Россия (СССР)
«Будет и мой черёд –
Чую размах крыла.
Так - но куда уйдёт
Мысли живой стрела?»
Осип Мандельштам.
Отечественный поэт.
Осип Мандельштам занимался в Сорбонне, Гейдельбергском и Санкт-Петербургском университетах.
Начинал в поэзии как символист, позже вошёл в группу акмеистов, о которых поэт сказал так: «Мы смысловики».
«Мандельштам - единственный русский поэт, не знавший ученичества и юношеских стихов (у Блока их много, у Цветаевой - тоже, у Ахматовой - меньше, у Гумилёва - мало. Но у Мандельштама их нет совсем!). Птицы учатся летать, но не учатся петь. Это дано им от природы. В 20 лет Мандельштам не только пишет как Бог, но он ещё и меняет судьбу и избирает веру. 14 мая 1911 года в Выборге, в методистской церкви, он принимает христианство».
Новодворская В.И. , Поэты и цари, М., «Аст», 2010 г., с. 255.
«Мандельштам читал у Анны Андреевны «Разговор о Данте». Мандельштам невысок, тощий, с узким лбом, небольшим прогнутым носом, с острой нижней частью лица в неряшливой почти седой бородке, с взглядом напряжённым и как бы не видящим пустяков. Он говорит, поджимая беззубый рот, певуче, с неожиданной интонационной изысканностью русской речи. Он переполнен ритмами, как переполнен мыслями и прекрасными словами. Читая, он покачивается, шевелит руками; он с наслаждением дышит в такт словам - с физиологичностью корифея, за которым выступает пляшущий хор.

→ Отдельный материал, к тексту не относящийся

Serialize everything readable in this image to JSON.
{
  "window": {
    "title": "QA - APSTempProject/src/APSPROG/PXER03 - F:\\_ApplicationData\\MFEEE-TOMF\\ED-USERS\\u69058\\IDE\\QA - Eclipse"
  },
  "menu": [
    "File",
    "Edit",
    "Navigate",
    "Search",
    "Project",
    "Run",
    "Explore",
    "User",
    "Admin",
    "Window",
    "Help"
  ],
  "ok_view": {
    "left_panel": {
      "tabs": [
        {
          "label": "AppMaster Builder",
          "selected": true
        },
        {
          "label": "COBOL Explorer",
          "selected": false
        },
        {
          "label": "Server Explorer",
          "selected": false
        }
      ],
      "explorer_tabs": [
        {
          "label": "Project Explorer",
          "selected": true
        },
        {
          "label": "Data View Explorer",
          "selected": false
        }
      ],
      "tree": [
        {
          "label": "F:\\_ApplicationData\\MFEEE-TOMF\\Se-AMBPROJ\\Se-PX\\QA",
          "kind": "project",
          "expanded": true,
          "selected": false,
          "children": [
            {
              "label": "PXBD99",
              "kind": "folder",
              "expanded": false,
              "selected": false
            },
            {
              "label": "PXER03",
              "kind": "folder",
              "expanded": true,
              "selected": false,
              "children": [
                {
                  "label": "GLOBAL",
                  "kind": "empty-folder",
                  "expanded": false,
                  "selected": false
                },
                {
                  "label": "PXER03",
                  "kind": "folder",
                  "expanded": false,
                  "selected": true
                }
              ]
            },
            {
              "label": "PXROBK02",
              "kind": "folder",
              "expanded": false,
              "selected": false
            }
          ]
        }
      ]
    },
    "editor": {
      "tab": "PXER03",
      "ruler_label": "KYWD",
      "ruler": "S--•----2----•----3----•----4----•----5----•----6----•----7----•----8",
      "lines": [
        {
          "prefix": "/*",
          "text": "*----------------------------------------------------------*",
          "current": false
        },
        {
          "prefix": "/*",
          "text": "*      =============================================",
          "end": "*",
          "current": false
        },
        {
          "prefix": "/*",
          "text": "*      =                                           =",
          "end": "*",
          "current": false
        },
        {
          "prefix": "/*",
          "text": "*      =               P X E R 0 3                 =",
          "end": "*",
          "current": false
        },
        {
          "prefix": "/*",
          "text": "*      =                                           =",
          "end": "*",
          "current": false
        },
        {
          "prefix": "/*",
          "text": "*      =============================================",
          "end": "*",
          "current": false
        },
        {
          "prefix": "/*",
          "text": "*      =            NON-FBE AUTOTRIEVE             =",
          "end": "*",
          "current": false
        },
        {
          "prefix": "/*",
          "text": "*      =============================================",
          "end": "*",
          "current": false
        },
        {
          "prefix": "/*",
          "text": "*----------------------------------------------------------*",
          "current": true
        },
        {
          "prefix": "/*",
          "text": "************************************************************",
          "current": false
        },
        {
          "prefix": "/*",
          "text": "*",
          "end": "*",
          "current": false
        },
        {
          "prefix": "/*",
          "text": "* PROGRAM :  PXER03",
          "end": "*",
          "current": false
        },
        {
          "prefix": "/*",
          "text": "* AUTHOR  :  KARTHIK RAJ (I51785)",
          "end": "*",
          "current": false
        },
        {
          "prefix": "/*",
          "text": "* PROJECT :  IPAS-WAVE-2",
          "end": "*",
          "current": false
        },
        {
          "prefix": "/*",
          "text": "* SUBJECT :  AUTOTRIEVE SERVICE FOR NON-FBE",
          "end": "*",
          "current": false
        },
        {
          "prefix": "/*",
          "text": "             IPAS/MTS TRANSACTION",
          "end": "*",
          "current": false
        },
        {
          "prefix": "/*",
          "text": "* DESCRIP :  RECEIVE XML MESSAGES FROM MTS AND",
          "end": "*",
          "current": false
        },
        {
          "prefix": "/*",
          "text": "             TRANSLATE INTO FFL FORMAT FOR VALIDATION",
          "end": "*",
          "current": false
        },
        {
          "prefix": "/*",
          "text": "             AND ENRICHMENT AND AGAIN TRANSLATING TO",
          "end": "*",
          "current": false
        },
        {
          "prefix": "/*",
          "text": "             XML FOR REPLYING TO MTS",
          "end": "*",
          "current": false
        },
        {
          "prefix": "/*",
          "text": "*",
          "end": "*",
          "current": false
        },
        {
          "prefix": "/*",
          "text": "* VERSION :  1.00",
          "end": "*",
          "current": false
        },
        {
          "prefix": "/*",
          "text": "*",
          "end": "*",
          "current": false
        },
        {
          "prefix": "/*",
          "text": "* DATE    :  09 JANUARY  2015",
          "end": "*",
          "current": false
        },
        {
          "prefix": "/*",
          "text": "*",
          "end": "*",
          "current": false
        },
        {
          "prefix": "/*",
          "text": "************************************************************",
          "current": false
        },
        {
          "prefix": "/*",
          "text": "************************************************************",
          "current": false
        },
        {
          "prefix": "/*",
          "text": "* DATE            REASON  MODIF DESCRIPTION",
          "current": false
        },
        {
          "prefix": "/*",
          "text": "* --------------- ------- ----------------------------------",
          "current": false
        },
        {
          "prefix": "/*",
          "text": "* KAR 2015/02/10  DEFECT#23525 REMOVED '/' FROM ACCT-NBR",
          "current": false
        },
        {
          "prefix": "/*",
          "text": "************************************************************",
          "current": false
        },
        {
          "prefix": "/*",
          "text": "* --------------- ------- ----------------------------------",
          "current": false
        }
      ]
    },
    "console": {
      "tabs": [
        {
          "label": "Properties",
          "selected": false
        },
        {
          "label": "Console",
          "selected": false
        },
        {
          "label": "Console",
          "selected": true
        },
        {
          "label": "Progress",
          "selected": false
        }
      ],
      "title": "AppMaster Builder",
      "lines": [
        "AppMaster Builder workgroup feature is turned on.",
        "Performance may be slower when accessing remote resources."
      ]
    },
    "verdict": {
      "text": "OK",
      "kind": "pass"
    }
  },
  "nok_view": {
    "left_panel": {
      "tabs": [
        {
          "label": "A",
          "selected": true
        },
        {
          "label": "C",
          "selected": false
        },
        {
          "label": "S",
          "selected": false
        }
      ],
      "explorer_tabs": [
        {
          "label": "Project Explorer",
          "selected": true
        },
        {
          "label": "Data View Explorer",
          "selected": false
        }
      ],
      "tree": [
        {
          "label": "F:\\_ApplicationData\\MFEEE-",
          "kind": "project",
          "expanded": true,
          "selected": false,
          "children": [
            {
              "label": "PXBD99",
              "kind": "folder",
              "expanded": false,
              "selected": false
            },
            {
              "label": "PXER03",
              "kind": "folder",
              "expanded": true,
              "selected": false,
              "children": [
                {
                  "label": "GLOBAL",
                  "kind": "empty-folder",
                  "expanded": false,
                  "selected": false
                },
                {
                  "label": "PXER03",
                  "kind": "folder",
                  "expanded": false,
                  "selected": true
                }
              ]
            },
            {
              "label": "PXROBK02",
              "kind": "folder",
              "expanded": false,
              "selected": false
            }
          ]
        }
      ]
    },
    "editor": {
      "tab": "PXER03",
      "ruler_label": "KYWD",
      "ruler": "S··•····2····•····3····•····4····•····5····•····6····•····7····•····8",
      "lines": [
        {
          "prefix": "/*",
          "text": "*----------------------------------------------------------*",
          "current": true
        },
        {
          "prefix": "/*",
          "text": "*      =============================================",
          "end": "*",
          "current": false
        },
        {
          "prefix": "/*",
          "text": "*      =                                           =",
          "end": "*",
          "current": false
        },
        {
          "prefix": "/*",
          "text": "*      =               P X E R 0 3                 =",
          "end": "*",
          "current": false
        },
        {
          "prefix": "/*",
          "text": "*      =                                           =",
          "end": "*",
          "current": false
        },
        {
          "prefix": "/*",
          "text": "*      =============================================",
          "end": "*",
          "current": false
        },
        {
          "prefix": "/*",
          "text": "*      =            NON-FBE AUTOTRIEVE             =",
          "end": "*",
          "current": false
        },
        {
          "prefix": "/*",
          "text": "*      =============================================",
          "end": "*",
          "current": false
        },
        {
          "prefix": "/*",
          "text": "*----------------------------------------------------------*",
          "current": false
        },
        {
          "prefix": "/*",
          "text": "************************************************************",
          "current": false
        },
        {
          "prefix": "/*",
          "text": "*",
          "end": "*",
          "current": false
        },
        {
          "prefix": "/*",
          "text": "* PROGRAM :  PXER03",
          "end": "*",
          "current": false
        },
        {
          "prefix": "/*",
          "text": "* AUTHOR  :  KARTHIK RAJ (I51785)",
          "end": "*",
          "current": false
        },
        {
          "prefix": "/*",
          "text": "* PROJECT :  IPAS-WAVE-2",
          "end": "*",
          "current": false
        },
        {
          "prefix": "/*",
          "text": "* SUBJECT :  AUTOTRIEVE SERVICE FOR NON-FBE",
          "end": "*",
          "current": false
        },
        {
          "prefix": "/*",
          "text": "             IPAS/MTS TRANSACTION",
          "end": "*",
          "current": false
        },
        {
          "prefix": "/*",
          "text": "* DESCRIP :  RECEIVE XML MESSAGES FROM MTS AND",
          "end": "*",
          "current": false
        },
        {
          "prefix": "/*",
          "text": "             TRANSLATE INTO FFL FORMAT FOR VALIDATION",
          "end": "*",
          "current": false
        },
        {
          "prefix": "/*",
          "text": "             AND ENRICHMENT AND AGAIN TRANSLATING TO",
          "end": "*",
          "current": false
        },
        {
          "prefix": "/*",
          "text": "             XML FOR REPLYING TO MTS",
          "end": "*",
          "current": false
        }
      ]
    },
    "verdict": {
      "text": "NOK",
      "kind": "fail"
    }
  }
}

Он ходит смешно, с слишком прямой спиной и как бы приподнимаясь на цыпочках. Мандельштам слывет сумасшедшим и действительно кажется сумасшедшим среди людей, привыкших скрывать или подтасовывать свои импульсы. Для него, вероятно, не существует расстояния между импульсом и поступком, - расстояния, которое составляет сущность европейского уклада. А. А. говорит: «Осип - это ящик с сюрпризами». Должно быть, он очень разный. И в состоянии скандала, должно быть, он натуральнее. Но благолепный Мандельштам, каким он особенно старается быть у А. А., - нелеп. Ему не совладать с простейшими аксессуарами нашей цивилизации. Его воротничок и галстук - сами по себе. Что касается штанов, слишком коротких, из тонкой коричневой ткани в полоску, то таких штанов не бывает. Эту штуку жене выдали на платье. Его бытовые жесты поразительно непрактичны. В странной вежливости его поклонов под прямым углом, в неумелом рукопожатии, захватывающем в горсточку ваши пальцы, в певучей нежности интонаций, когда он просит передать ему спичку, - какая-то ритмическая и весёлая буффонада. Он располагает обыденным языком, немного богемным, немного вульгарным. Вроде того как во время чтения он, оглядываясь, спросил: «Не слишком быстро я тараторю?» Но стоит нажать на важную тему, и с силой распахиваются входы в высокую речь. Он взмахивает руками, его глаза выражают полную отрешённость от стула, и собеседника, и недоеденного бутерброда на блюдце. Он говорит словами своих стихов: косноязычно (с мычанием, со словцом «этого...», беспрерывно пересекающим речь), грандиозно, бесстыдно. Не забывая всё-таки хитрить и шутить».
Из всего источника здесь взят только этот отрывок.